I’ve not voted as I do think if you’re a couple then it’s important to be open about masturbation and things.
There's a difference between open and then being intrusive and behaving like you have a right to know everything about someone's private moments and not respecting their boundaries and OPs dh seems to fall into the latter.
I had a boyfriend who did the grabbing thing and would pretend he didn't know I was being serious telling him to stop, eveb with me telling him when I say stop or no, it means stop or no and he'd "forget" and just do it again next time.
He'd do the same for sex, especially if I laid away from him, he'd grind into my back, be told to stop because I have an early morning and am going to sleep and then five minds later he'd be trying to "tickle" my pubic area and get huffy and shitty if I moved his hand because he found the stroking my pubic area "relaxing".
He ask me masturbation questions like this and it felt very intrusive, he'd ask at weird times like when I was reading a book, or washing up, I'd answer some of his questions because when I'd said I'd rather not he said "good" relationships are fully open about this stuff and share what they think about, and he'd even said the fact I was so hesitant to tell him what I thought about during masturbations makes him think I was fa at asking about real life men or "had something to hide" He hated the thought of me using a vibrator without him too.
This is a made up example, but let's say I'd said my fantasy was with a waiter in an empty restaurant, if I so much as smiled at a waiter on a meal out he'd get very annoyed and ask if I'm sat there getting wet thinking about said waiter fucking my brains out. That type of stuff. He had this weird idea of "saving" my orgasms for him and if I masturbate when he was away then I'd not enjoy sex as much when he came back home.

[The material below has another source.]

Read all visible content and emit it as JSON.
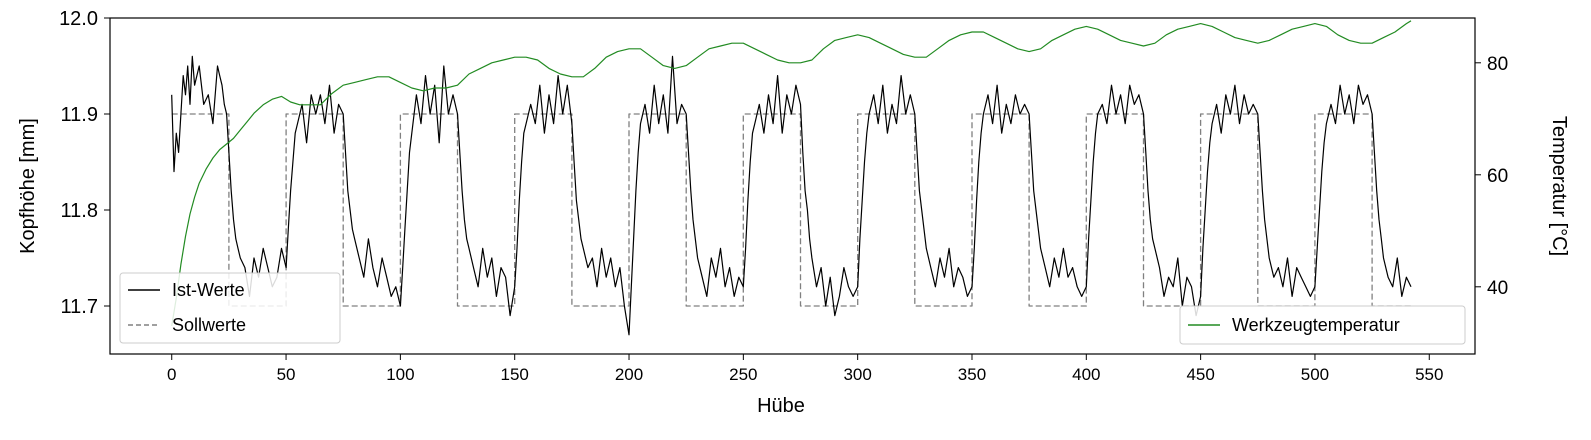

I've been married over 20 years now to a totally different type of man and have never had my husband behave like he has some kind of right to know my private thoughts, we can talk about masturbation in a respectful way and if I'd said I don't want to talk about that then he respects that. When I say "I don't like being pinned down or jumped on" he doesn't forget and keep going when he's been asked to stop. I also don't have him asking if I'm getting wet watching a neighbours house burn down because I've said I like a fireman's uniform.